My mother listened to the troopers without expression, like a patient enduring a dentist’s work, secluding herself upon a vantage point where she could listen to the truth and deny it all at once.  From behind my mother, I eagerly looked to the troopers, searching for their hidden eyes behind the tinted shades, trying to anticipate what happened next.  Trying to discern how Ron had died on such a pointless day.

Then the troopers said - Uncle Ron was run over by a beer truck in a convenience store parking lot.

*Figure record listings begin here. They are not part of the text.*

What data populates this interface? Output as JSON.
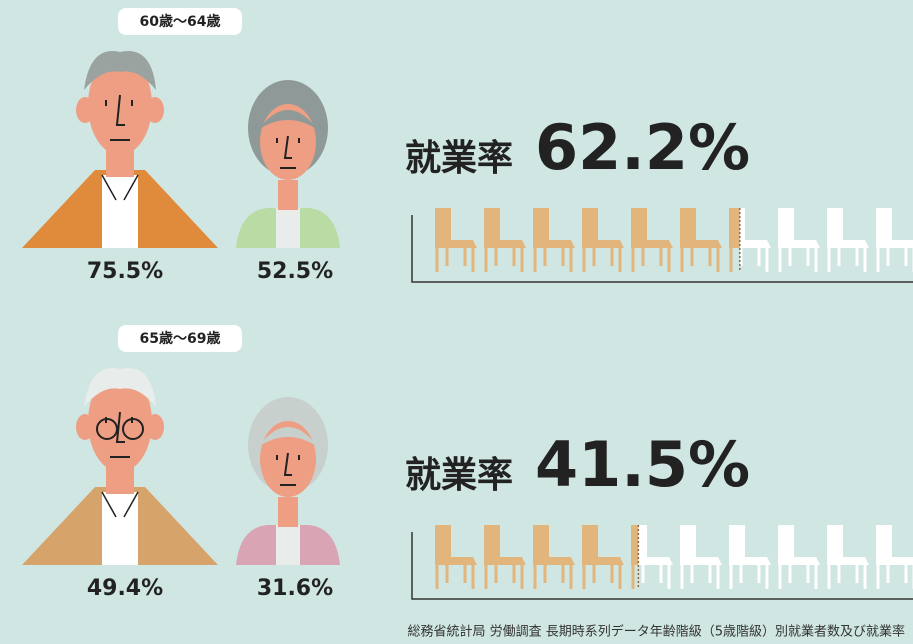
{
  "chart_data": [
    {
      "type": "pictogram",
      "title": "60歳〜64歳",
      "label": "就業率",
      "values": [
        62.2
      ],
      "value_labels": [
        "62.2%"
      ],
      "figure_labels": [
        "75.5%",
        "52.5%"
      ],
      "xlim": [
        0,
        100
      ],
      "color": "#e1b57c"
    },
    {
      "type": "pictogram",
      "title": "65歳〜69歳",
      "label": "就業率",
      "values": [
        41.5
      ],
      "value_labels": [
        "41.5%"
      ],
      "figure_labels": [
        "49.4%",
        "31.6%"
      ],
      "xlim": [
        0,
        100
      ],
      "color": "#e1b57c"
    }
  ],
  "source": "総務省統計局 労働調査 長期時系列データ年齢階級（5歳階級）別就業者数及び就業率"
}
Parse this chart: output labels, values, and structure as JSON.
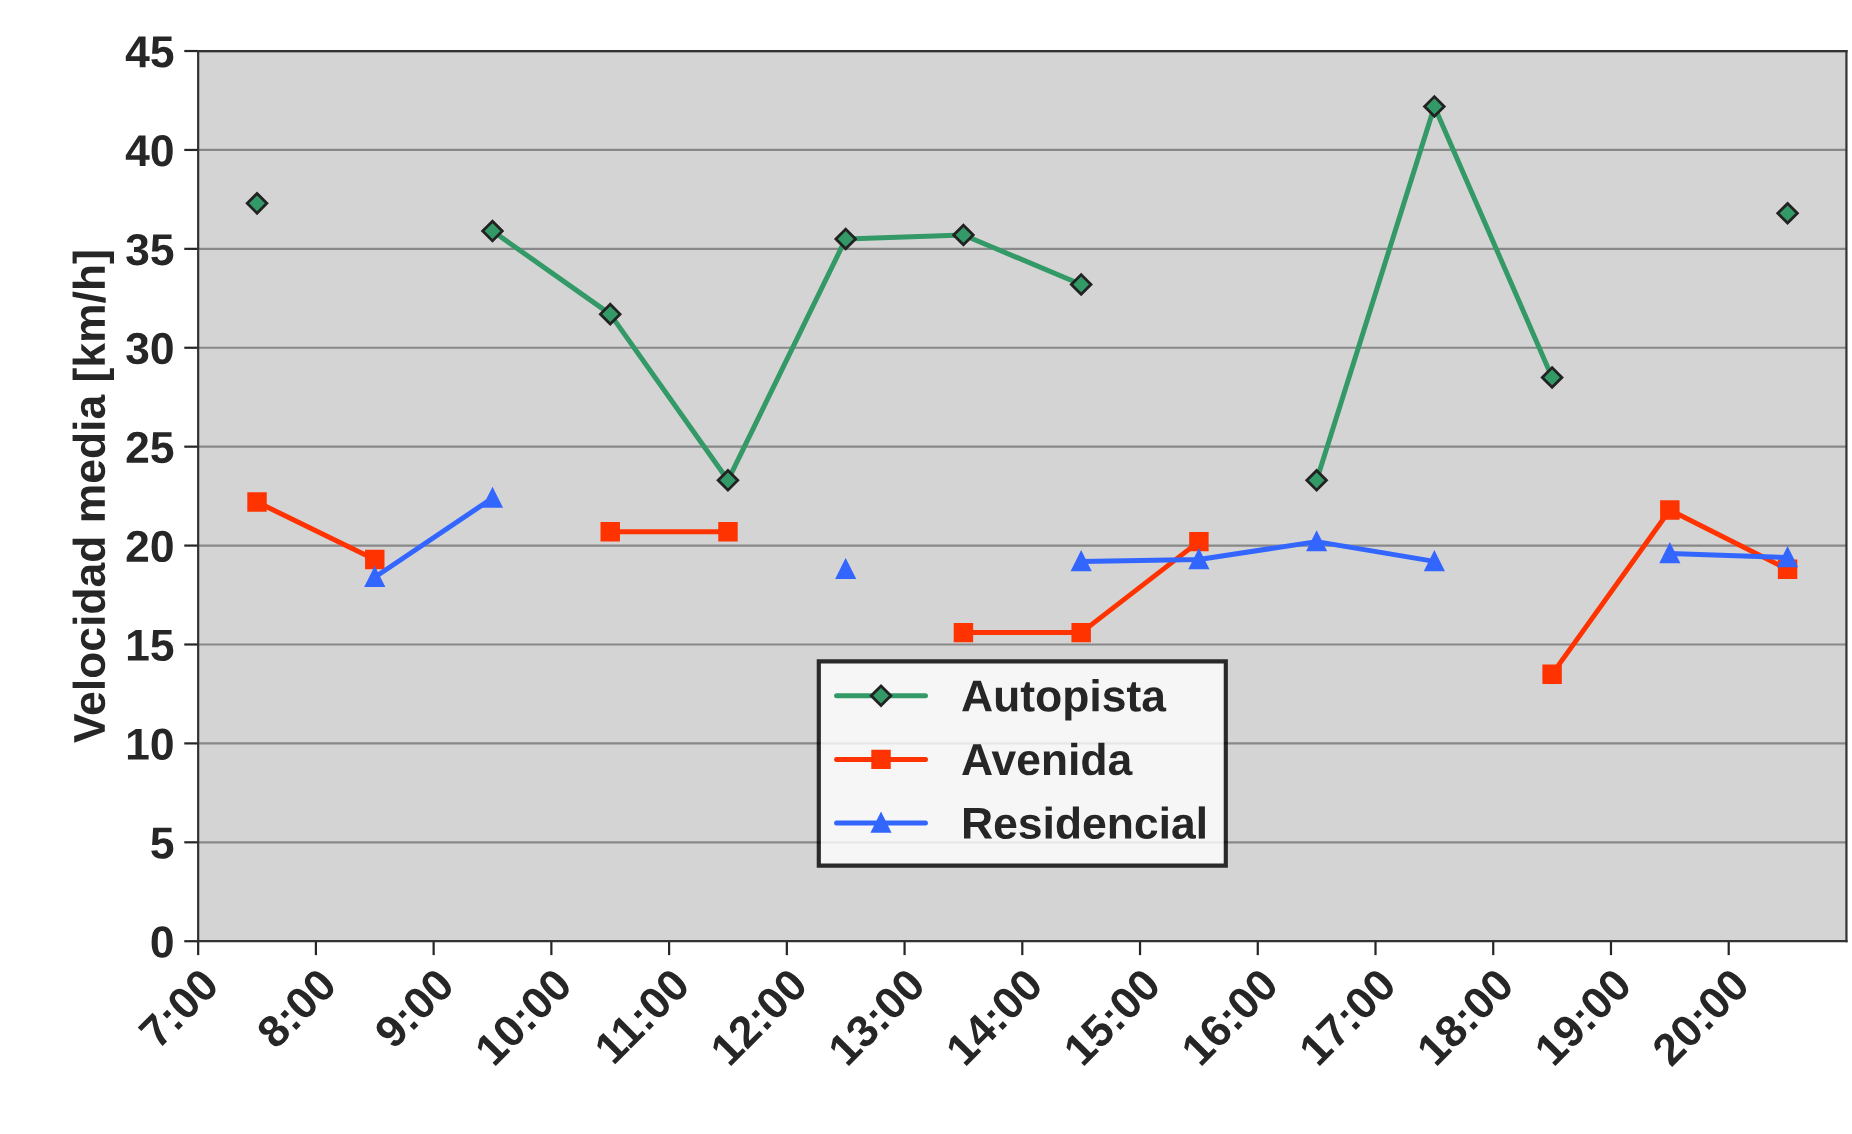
{
  "chart_data": {
    "type": "line",
    "ylabel": "Velocidad media [km/h]",
    "x": [
      7.5,
      8.5,
      9.5,
      10.5,
      11.5,
      12.5,
      13.5,
      14.5,
      15.5,
      16.5,
      17.5,
      18.5,
      19.5,
      20.5
    ],
    "xlim": [
      7,
      21
    ],
    "xticks": [
      {
        "value": 7,
        "label": "7:00"
      },
      {
        "value": 8,
        "label": "8:00"
      },
      {
        "value": 9,
        "label": "9:00"
      },
      {
        "value": 10,
        "label": "10:00"
      },
      {
        "value": 11,
        "label": "11:00"
      },
      {
        "value": 12,
        "label": "12:00"
      },
      {
        "value": 13,
        "label": "13:00"
      },
      {
        "value": 14,
        "label": "14:00"
      },
      {
        "value": 15,
        "label": "15:00"
      },
      {
        "value": 16,
        "label": "16:00"
      },
      {
        "value": 17,
        "label": "17:00"
      },
      {
        "value": 18,
        "label": "18:00"
      },
      {
        "value": 19,
        "label": "19:00"
      },
      {
        "value": 20,
        "label": "20:00"
      }
    ],
    "ylim": [
      0,
      45
    ],
    "yticks": [
      0,
      5,
      10,
      15,
      20,
      25,
      30,
      35,
      40,
      45
    ],
    "grid": "y",
    "legend": "bottom",
    "line_style": "solid",
    "series": [
      {
        "name": "Autopista",
        "color": "#339966",
        "marker": "diamond",
        "values": [
          37.3,
          null,
          35.9,
          31.7,
          23.3,
          35.5,
          35.7,
          33.2,
          null,
          23.3,
          42.2,
          28.5,
          null,
          36.8
        ]
      },
      {
        "name": "Avenida",
        "color": "#ff3300",
        "marker": "square",
        "values": [
          22.2,
          19.3,
          null,
          20.7,
          20.7,
          null,
          15.6,
          15.6,
          20.2,
          null,
          null,
          13.5,
          21.8,
          18.8
        ]
      },
      {
        "name": "Residencial",
        "color": "#3366ff",
        "marker": "triangle",
        "values": [
          null,
          18.4,
          22.4,
          null,
          null,
          18.8,
          null,
          19.2,
          19.3,
          20.2,
          19.2,
          null,
          19.6,
          19.4
        ]
      }
    ]
  }
}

            This was before my own days of football watching and beer drinking and when death seemed like something terrible, some horrible affliction that descended upon the unworthy.  I was quite sure I would never die, but if I did, it wouldn’t be when I was drunk, or sober, or hit by a beer truck, or on a Sunday.  When I died, it would mean something.

            The story went that a beer truck had been parked parallel to the convenience store, making a delivery.  Ron hid behind a parked car and waited for the lone worker to push a dolly-full of beer cases into the store and then sprung into action.  He climbed into the open truck bed and got choosy, hovering over the pristine stacks of beer in all different shades and flavors.  He made his choice and then hopped down from the truck, new acquisition tucked under his arm.  His askew equilibrium blew the landing and sent him crashing to the ground and his treasured cargo split open.  He frantically gathered up the escapees of his twelve-pack as they rolled in every direction.  Like a child, once he gathered them, he lined them up in a row, in the hidden spot behind the parked car, and counted his loot.  After five full counts to make sure he wasn’t nuts, only drunk, he had eleven beers.  One was missing.

            He stood up and saw that the beer truck’s hatch was still open.  He could have hopped back up and grabbed a new case, but he felt an attachment to the beer he had already taken.  Drunks have an indomitable need to drink every drop of the liquor that is theirs.  Getting a different case, or simply leaving with only eleven out of the twelve, was out of the question.  Ron crouched down low, head bobbing from side to side, looking for a faint glimmer of the silver, runaway can of beer.  He spotted a small glint under the truck.  He laid onto his elbows and serpentined his way forward, under the truck, and spotted the silvery bit of aluminum against the back-right, doubled wheel of the truck: it was his missing beer.  Hand extended, he dragged himself forward on the rough pavement, until his entire body was obscured by the truck.  The truck’s driver saw nothing when he exited the store.  He threw the dolly inside, pulled down the door to the trailer, started up the truck, put it in gear, and felt a tiny bump as he hit the gas.

            The troopers couldn’t be sure when it happened, before or after Ron’s head had been squished by the massive tires of the semi, but the beer he had chased was open.  It’s possible that the tires also hit the beer can and popped it open, but, let’s be honest, I know as well as the troopers knew and my mom knew and Paula would know that the last thing Ron did with his life was enjoy a beer in the darkened shade of the underside of a truck.